Bei Göttern, Nymphen und anderen legendären Himmelswesen ging es zwar anders zu, aber Euridice und Orpheus waren mit ihren Leben mitten in der griechischen Gesellschaft. Sie mussten einkaufen, kochen, essen, wohnen, singen oder Bäume umarmen. Bleibt also die Frage, ob sie sich Gedanken machten, dass weniger Verbrauch mehr Zukunft bedeuten könnte. Dass Schonung der Ressourcen durchaus Wachstum ermöglichte. Oder war ihnen alles egal, weil irgendwann die Welt sowieso untergehen, im Hades versinken oder sich im Himmel auflösen würde? Weil die Götter das Sagen hatten?
Wie denken wir? Lassen wir uns erst durch Krisen für einen Wandel unseres Konsums und Verhaltens gewinnen? Wie jetzt - 2020 – die Pandemie, das Klima - die Griechen kämpfen als Küstenstaat mit der Erbarmungslosigkeit der reicheren Binnenländer, die mit Diktatoren um Flüchtlinge schachern und Millionen bezahlen, damit die fern ihrer Länder in Lagern bleiben? Bedeutet eine Wende zu anderem Verbrauch und Nutzung der Ressourcen wirklich niedrigere Löhne, Arbeitslosigkeit, Armut? Müssen wir verhungern, wenn das Land anders bestellt wird, wenn insgesamt weniger produziert wird? Ist eine Mäßigung des Wirtschaftens und Produzierens und Verbrauchs möglich? Viele Fragen, wenige Antworten in Sicht. Und auch wenige Diskussionen über unsere Zukunft. Immer wieder wird einfach mit Milliarden agiert, mit der nackten Wachstumsidee: mehr Dax, mehr Export, mehr Schweine, mehr Grillwürste, mehr Straßen, mehr Autos.
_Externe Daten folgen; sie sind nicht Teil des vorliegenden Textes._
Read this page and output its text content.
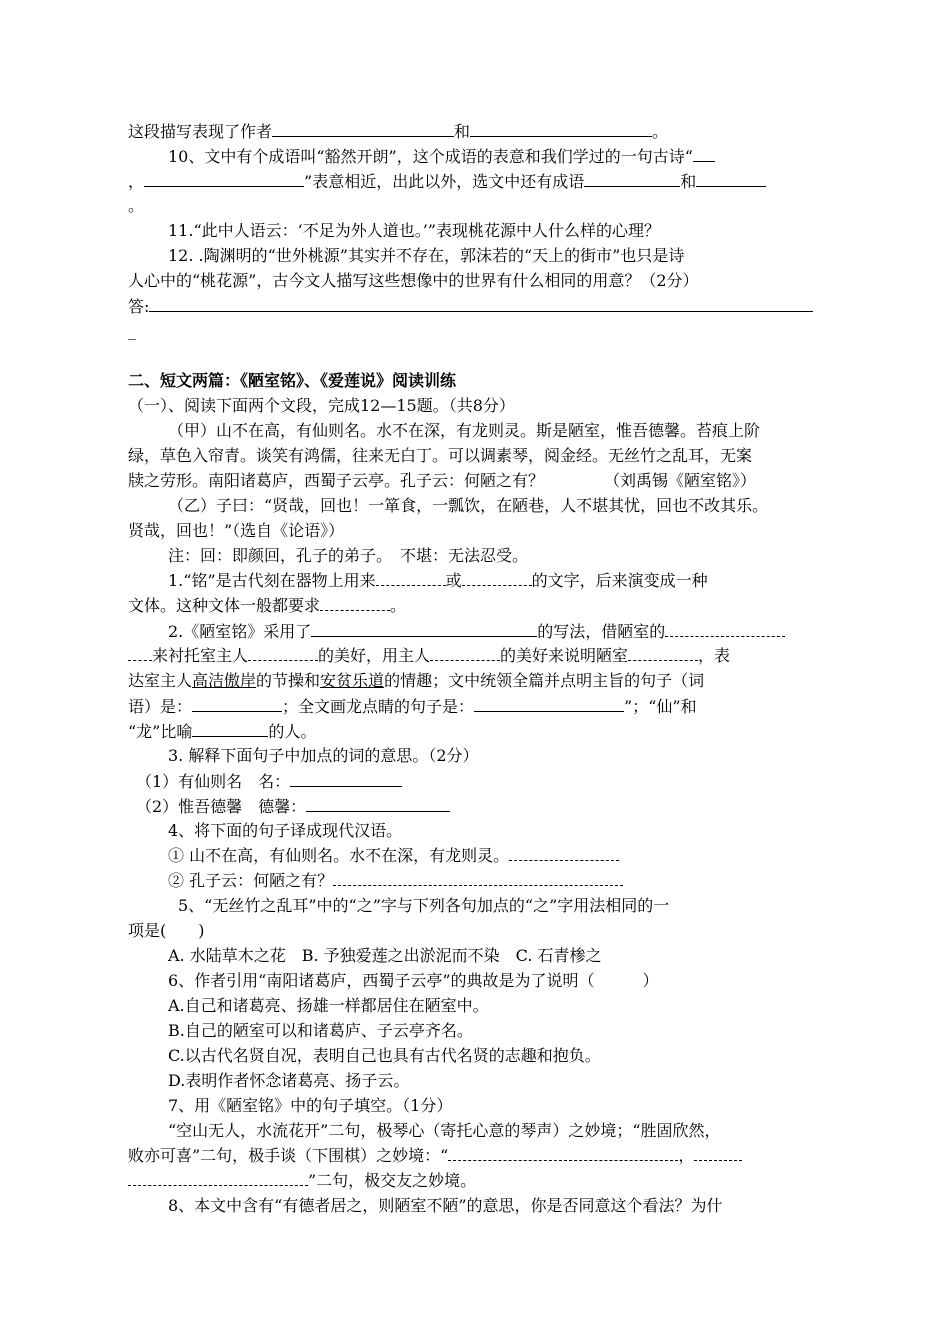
这段描写表现了作者	和	。
10、文中有个成语叫“豁然开朗”，这个成语的表意和我们学过的一句古诗“
，	”表意相近，出此以外，选文中还有成语	和
。
11.“此中人语云：‘不足为外人道也。’”表现桃花源中人什么样的心理？
12. .陶渊明的“世外桃源”其实并不存在，郭沫若的“天上的街市”也只是诗
人心中的“桃花源”，古今文人描写这些想像中的世界有什么相同的用意？（2分）
答:
_
二、短文两篇：《陋室铭》、《爱莲说》阅读训练
（一）、阅读下面两个文段，完成12—15题。（共8分）
（甲）山不在高，有仙则名。水不在深，有龙则灵。斯是陋室，惟吾德馨。苔痕上阶
绿，草色入帘青。谈笑有鸿儒，往来无白丁。可以调素琴，阅金经。无丝竹之乱耳，无案
牍之劳形。南阳诸葛庐，西蜀子云亭。孔子云：何陋之有？	（刘禹锡《陋室铭》）
（乙）子曰：“贤哉，回也！一箪食，一瓢饮，在陋巷，人不堪其忧，回也不改其乐。
贤哉，回也！”（选自《论语》）
注：回：即颜回，孔子的弟子。　不堪：无法忍受。
1.“铭”是古代刻在器物上用来	或	的文字，后来演变成一种
文体。这种文体一般都要求	。
2.《陋室铭》采用了	的写法，借陋室的
来衬托室主人	的美好，用主人	的美好来说明陋室	，表
达室主人高洁傲岸的节操和安贫乐道的情趣；文中统领全篇并点明主旨的句子（词
语）是：	；全文画龙点睛的句子是：	”；“仙”和
“龙”比喻	的人。
3. 解释下面句子中加点的词的意思。（2分）
（1）有仙则名　名：
（2）惟吾德馨　德馨：
4、将下面的句子译成现代汉语。
① 山不在高，有仙则名。水不在深，有龙则灵。
② 孔子云：何陋之有？
5、“无丝竹之乱耳”中的“之”字与下列各句加点的“之”字用法相同的一
项是(　　)
A. 水陆草木之花　B. 予独爱莲之出淤泥而不染　C. 石青椮之
6、作者引用“南阳诸葛庐，西蜀子云亭”的典故是为了说明（　　　）
A.自己和诸葛亮、扬雄一样都居住在陋室中。
B.自己的陋室可以和诸葛庐、子云亭齐名。
C.以古代名贤自况，表明自己也具有古代名贤的志趣和抱负。
D.表明作者怀念诸葛亮、扬子云。
7、用《陋室铭》中的句子填空。（1分）
“空山无人，水流花开”二句，极琴心（寄托心意的琴声）之妙境；“胜固欣然，
败亦可喜”二句，极手谈（下围棋）之妙境：“	，
”二句，极交友之妙境。
8、本文中含有“有德者居之，则陋室不陋”的意思，你是否同意这个看法？为什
Ein erster Schritt: andere Arbeits- und Unternehmensformen, Begrenzung des Maximalbesitzes an Natur, Land, Immobilien. Bei der Abwägung von Nutzen und Kosten wirklich alle anfallenden Kosten auflisten: Wie teuer ist dann Atomstrom, Braunkohle oder billiges Schweinefleisch? Neue Fragen müssen wir stellen, jenseits der politischen Parteien und ihrer Schubladen. Dann bekommen wir neue Antworten. Dann gibt es nicht mehr Freund und Feind, sondern eine Diskussion, die uns allen ein Überleben auf dieser Erde sichern könnte. Dann sind Lastenfahrräder oder Reparaturcafés ein konstruktiver Baustein. Und Tempo 130 auf Autobahnen, sowie eine Begrenzung der PS bei Autos. Wer braucht 158 PS?
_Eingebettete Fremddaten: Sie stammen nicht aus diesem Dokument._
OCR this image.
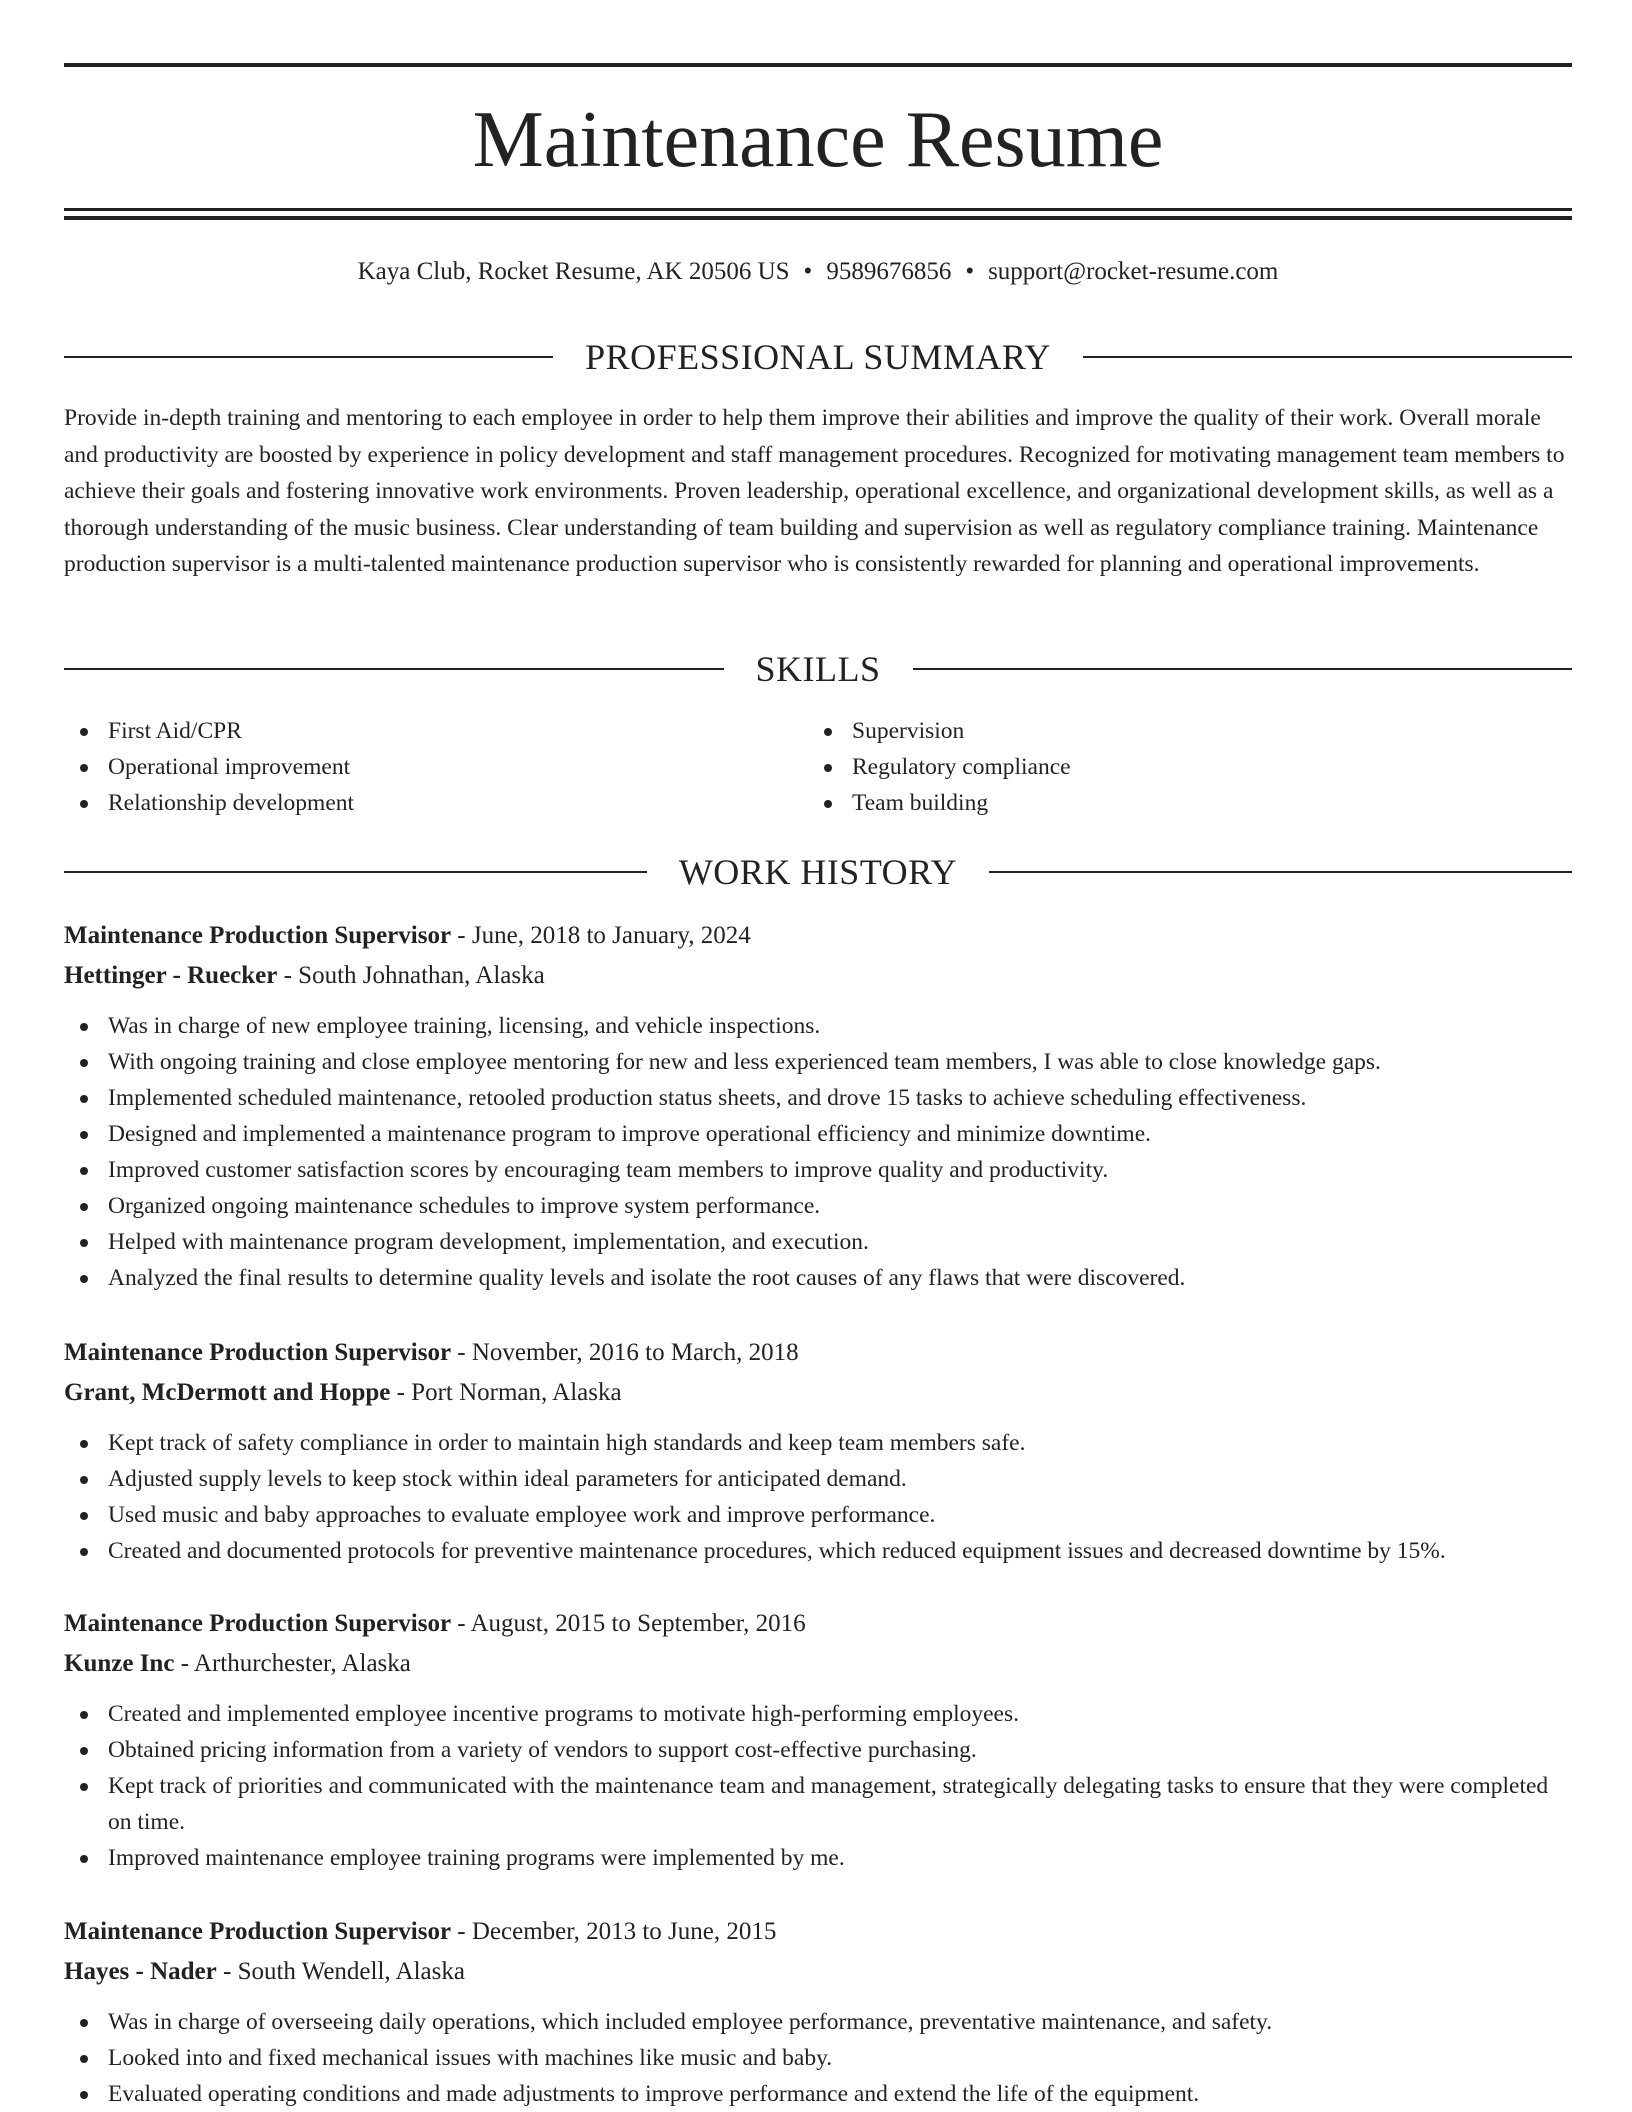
Maintenance Resume
Kaya Club, Rocket Resume, AK 20506 US • 9589676856 • support@rocket-resume.com
PROFESSIONAL SUMMARY

Provide in-depth training and mentoring to each employee in order to help them improve their abilities and improve the quality of their work. Overall morale and productivity are boosted by experience in policy development and staff management procedures. Recognized for motivating management team members to achieve their goals and fostering innovative work environments. Proven leadership, operational excellence, and organizational development skills, as well as a thorough understanding of the music business. Clear understanding of team building and supervision as well as regulatory compliance training. Maintenance production supervisor is a multi-talented maintenance production supervisor who is consistently rewarded for planning and operational improvements.

SKILLS
First Aid/CPR
Operational improvement
Relationship development
Supervision
Regulatory compliance
Team building
WORK HISTORY
Maintenance Production Supervisor - June, 2018 to January, 2024
Hettinger - Ruecker - South Johnathan, Alaska
Was in charge of new employee training, licensing, and vehicle inspections.
With ongoing training and close employee mentoring for new and less experienced team members, I was able to close knowledge gaps.
Implemented scheduled maintenance, retooled production status sheets, and drove 15 tasks to achieve scheduling effectiveness.
Designed and implemented a maintenance program to improve operational efficiency and minimize downtime.
Improved customer satisfaction scores by encouraging team members to improve quality and productivity.
Organized ongoing maintenance schedules to improve system performance.
Helped with maintenance program development, implementation, and execution.
Analyzed the final results to determine quality levels and isolate the root causes of any flaws that were discovered.
Maintenance Production Supervisor - November, 2016 to March, 2018
Grant, McDermott and Hoppe - Port Norman, Alaska
Kept track of safety compliance in order to maintain high standards and keep team members safe.
Adjusted supply levels to keep stock within ideal parameters for anticipated demand.
Used music and baby approaches to evaluate employee work and improve performance.
Created and documented protocols for preventive maintenance procedures, which reduced equipment issues and decreased downtime by 15%.
Maintenance Production Supervisor - August, 2015 to September, 2016
Kunze Inc - Arthurchester, Alaska
Created and implemented employee incentive programs to motivate high-performing employees.
Obtained pricing information from a variety of vendors to support cost-effective purchasing.
Kept track of priorities and communicated with the maintenance team and management, strategically delegating tasks to ensure that they were completed on time.
Improved maintenance employee training programs were implemented by me.
Maintenance Production Supervisor - December, 2013 to June, 2015
Hayes - Nader - South Wendell, Alaska
Was in charge of overseeing daily operations, which included employee performance, preventative maintenance, and safety.
Looked into and fixed mechanical issues with machines like music and baby.
Evaluated operating conditions and made adjustments to improve performance and extend the life of the equipment.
Euridice und Orpheus hatten ihr Leben, ihren Auftritt, ihre Legende. Was soll von uns bleiben? Unvernunft, Dummheit, Größenwahn? Protzerei und Pöbelei? Vielleicht nimmt Gott sonst doch am achten Tag die Erde, presst sie zu einer Scheibe und wirft sie in eines der schwarzen Löcher im Weltall -
Was wünsche ich mir?
Dass wir alle einigermaßen durch diese Pandemie hindurchkommen. Dass wir in diesem Land begreifen, im Ganzen und als Bürgerinnen welche Verantwortung wir haben.
Was tue ich?
Ja, schreiben. Die Steuererklärung mit Umsatzsteuer steht an. Endgültig. In den Herbst schauen mit seinen Blüten, Sonnenblumen, Dahlien, Astern, Rosen. Mit den bunten Blättern und fallenden Goldtalern. Mich freuen, dass Iris Noelle-Hornkamp mich zur Literaturline eingeladen hat. Dass sie mir die Zugbilder ihrer Reisen zur Verfügung stellte für das Projekt: Nachtzüge – Gedichte und Verlorene Zettel. Mich freuen, dass die Satzfahnen des Kriminalromans „Der Mann ohne Hände“ beim Verlag sind. Mich freuen, dass es Freundinnen und Freunde, gute Nachbarn und Familie gibt.
Und: Ihr wisst schon, dass bald wieder Weihnachten ist. Und danach – geht alles von vorne los, aber vielleicht gehen wir mal neue Wege. Tap tap – auch im Denken.